System power versus flexibility
Minkoff gives specific examples of how his team’s inside-out knowledge of the PS3 allowed it to implement things like real-time radiosity for flashlights. It’s clear that the PS3 developers took advantage of every scrap of capability they could squeeze out of the console in the name of telling the story they wanted to tell. But that’s the point Carmack is making — those same lessons could be applied in other ways, to create other great gaming experiences.
To this day, there are active homebrew scenes for the Atari 2600 and the NES. Small indie developers still find ways to create great games on platforms decades past their prime, treating the limitations as challenges and finding new ways to tease better performance out of hardware a tenth the speed of your average smartphone. So Minkoff is right — there’s no way you could build The Last of Us on a PS2, much less an older system — but game developers have been building amazing moments since color output was a thing. To The Moon is considered one of the most emotional PC games of the past few years, and it’s built on the SNES-style RPG Maker XP.
Carmack, meanwhile, is the quintessential hacker. Later in the interview, he remarks how GPUs brought enormous graphics capability but tossed out the flexibility and off-the-wall approaches that characterized the early 3D industry. Once upon a time, the question was whether voxels or polygons were going to drive 3D engines. A great deal of mud was flung at the wall in the late 1990s, before Direct3D and OpenGL emerged as the twin gods of game development.
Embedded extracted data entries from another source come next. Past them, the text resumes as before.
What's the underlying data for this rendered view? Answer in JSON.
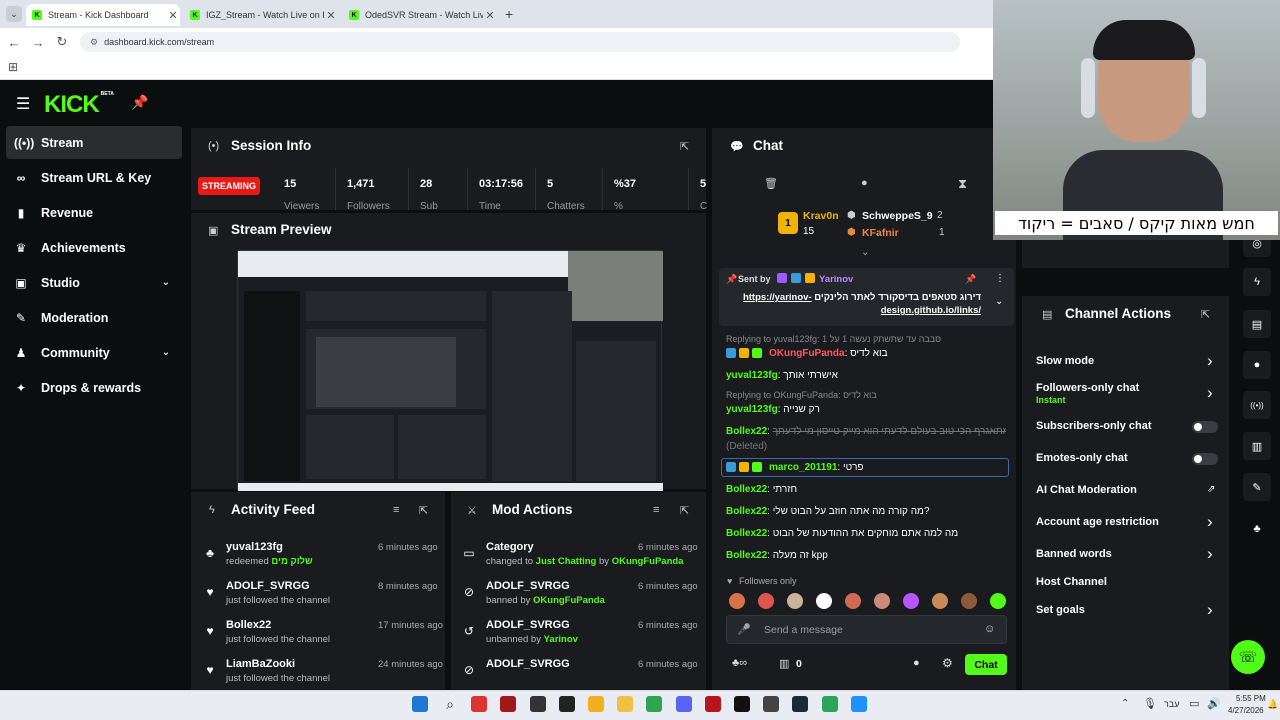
{
  "browser": {
    "tabs": [
      {
        "title": "Stream - Kick Dashboard",
        "active": true
      },
      {
        "title": "IGZ_Stream - Watch Live on Kick",
        "active": false
      },
      {
        "title": "OdedSVR Stream - Watch Live on Kick",
        "active": false
      }
    ],
    "new_tab": "+",
    "url": "dashboard.kick.com/stream"
  },
  "kick": {
    "logo": "KICK",
    "logo_badge": "BETA"
  },
  "sidebar": {
    "items": [
      {
        "label": "Stream",
        "icon": "broadcast-icon",
        "glyph": "((•))",
        "active": true,
        "expandable": false
      },
      {
        "label": "Stream URL & Key",
        "icon": "link-icon",
        "glyph": "∞",
        "active": false,
        "expandable": false
      },
      {
        "label": "Revenue",
        "icon": "chart-icon",
        "glyph": "▮",
        "active": false,
        "expandable": false
      },
      {
        "label": "Achievements",
        "icon": "trophy-icon",
        "glyph": "♛",
        "active": false,
        "expandable": false
      },
      {
        "label": "Studio",
        "icon": "studio-icon",
        "glyph": "▣",
        "active": false,
        "expandable": true
      },
      {
        "label": "Moderation",
        "icon": "wrench-icon",
        "glyph": "✎",
        "active": false,
        "expandable": false
      },
      {
        "label": "Community",
        "icon": "community-icon",
        "glyph": "♟",
        "active": false,
        "expandable": true
      },
      {
        "label": "Drops & rewards",
        "icon": "gift-icon",
        "glyph": "✦",
        "active": false,
        "expandable": false
      }
    ]
  },
  "session": {
    "title": "Session Info",
    "status": "STREAMING",
    "stats": [
      {
        "value": "15",
        "label": "Viewers"
      },
      {
        "value": "1,471",
        "label": "Followers"
      },
      {
        "value": "28",
        "label": "Sub"
      },
      {
        "value": "03:17:56",
        "label": "Time"
      },
      {
        "value": "5",
        "label": "Chatters"
      },
      {
        "value": "%37",
        "label": "%"
      },
      {
        "value": "5",
        "label": "C"
      }
    ]
  },
  "preview": {
    "title": "Stream Preview"
  },
  "activity": {
    "title": "Activity Feed",
    "items": [
      {
        "name": "yuval123fg",
        "sub": "redeemed",
        "extra": "שלוק מים",
        "time": "6 minutes ago",
        "icon": "redeem-icon"
      },
      {
        "name": "ADOLF_SVRGG",
        "sub": "just followed the channel",
        "extra": "",
        "time": "8 minutes ago",
        "icon": "heart-icon"
      },
      {
        "name": "Bollex22",
        "sub": "just followed the channel",
        "extra": "",
        "time": "17 minutes ago",
        "icon": "heart-icon"
      },
      {
        "name": "LiamBaZooki",
        "sub": "just followed the channel",
        "extra": "",
        "time": "24 minutes ago",
        "icon": "heart-icon"
      }
    ]
  },
  "modactions": {
    "title": "Mod Actions",
    "items": [
      {
        "name": "Category",
        "sub": "changed to",
        "extra": "Just Chatting",
        "by": "by",
        "actor": "OKungFuPanda",
        "time": "6 minutes ago",
        "icon": "category-icon"
      },
      {
        "name": "ADOLF_SVRGG",
        "sub": "banned by",
        "extra": "",
        "by": "",
        "actor": "OKungFuPanda",
        "time": "6 minutes ago",
        "icon": "ban-icon"
      },
      {
        "name": "ADOLF_SVRGG",
        "sub": "unbanned by",
        "extra": "",
        "by": "",
        "actor": "Yarinov",
        "time": "6 minutes ago",
        "icon": "unban-icon"
      },
      {
        "name": "ADOLF_SVRGG",
        "sub": "",
        "extra": "",
        "by": "",
        "actor": "",
        "time": "6 minutes ago",
        "icon": "ban-icon"
      }
    ]
  },
  "chat": {
    "title": "Chat",
    "leaderboard": {
      "first": {
        "name": "Krav0n",
        "score": "15"
      },
      "second": {
        "name": "SchweppeS_9",
        "score": "2"
      },
      "third": {
        "name": "KFafnir",
        "score": "1"
      }
    },
    "pinned": {
      "label": "Sent by",
      "user": "Yarinov",
      "text": "דירוג סטאפים בדיסקורד לאתר הלינקים",
      "link": "https://yarinov-design.github.io/links/"
    },
    "messages": [
      {
        "reply": "Replying to yuval123fg: סבבה עד שתשתק נעשה 1 על 1",
        "user": "OKungFuPanda",
        "text": "בוא לדיס",
        "deleted": ""
      },
      {
        "reply": "",
        "user": "yuval123fg",
        "text": "אישרתי אותך",
        "deleted": ""
      },
      {
        "reply": "Replying to OKungFuPanda: בוא לדיס",
        "user": "yuval123fg",
        "text": "רק שנייה",
        "deleted": ""
      },
      {
        "reply": "",
        "user": "Bollex22",
        "text": "המתאגרף הכי טוב בעולם לדעתי הוא מייק טייסון מי לדעתך",
        "deleted": "(Deleted)"
      },
      {
        "reply": "",
        "user": "marco_201191",
        "text": "פרטי",
        "deleted": ""
      },
      {
        "reply": "",
        "user": "Bollex22",
        "text": "חזרתי",
        "deleted": ""
      },
      {
        "reply": "",
        "user": "Bollex22",
        "text": "מה קורה מה אתה חוזב על הבוט שלי?",
        "deleted": ""
      },
      {
        "reply": "",
        "user": "Bollex22",
        "text": "מה למה אתם מוחקים את ההודעות של הבוט",
        "deleted": ""
      },
      {
        "reply": "",
        "user": "Bollex22",
        "text": "זה מעלה kpp",
        "deleted": ""
      }
    ],
    "mode_notice": "Followers only",
    "input_placeholder": "Send a message",
    "points": "0",
    "send_label": "Chat"
  },
  "channel_actions": {
    "title": "Channel Actions",
    "items": [
      {
        "label": "Slow mode",
        "sub": "",
        "control": "arrow"
      },
      {
        "label": "Followers-only chat",
        "sub": "Instant",
        "control": "arrow"
      },
      {
        "label": "Subscribers-only chat",
        "sub": "",
        "control": "toggle"
      },
      {
        "label": "Emotes-only chat",
        "sub": "",
        "control": "toggle"
      },
      {
        "label": "AI Chat Moderation",
        "sub": "",
        "control": "external"
      },
      {
        "label": "Account age restriction",
        "sub": "",
        "control": "arrow"
      },
      {
        "label": "Banned words",
        "sub": "",
        "control": "arrow"
      },
      {
        "label": "Host Channel",
        "sub": "",
        "control": "none"
      },
      {
        "label": "Set goals",
        "sub": "",
        "control": "arrow"
      }
    ]
  },
  "webcam": {
    "overlay_text": "חמש מאות קיקס / סאבים = ריקוד"
  },
  "taskbar": {
    "lang": "עבר",
    "time": "5:55 PM",
    "date": "4/27/2026"
  },
  "colors": {
    "brand": "#53fc18",
    "panel": "#191b1f",
    "bg": "#0b0e0f",
    "streaming": "#e91916"
  }
}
Is there still potential in the Xbox 360 and the PS3? Undoubtedly. That’s one reason why most game developers are pushing out multiple versions of 2014′s AAA titles. But, as Carmack notes, every console generation departs leaving something on the table. Game developers build amazing titles every single generation, and then use the capabilities of the generation after to push certain elements a little farther.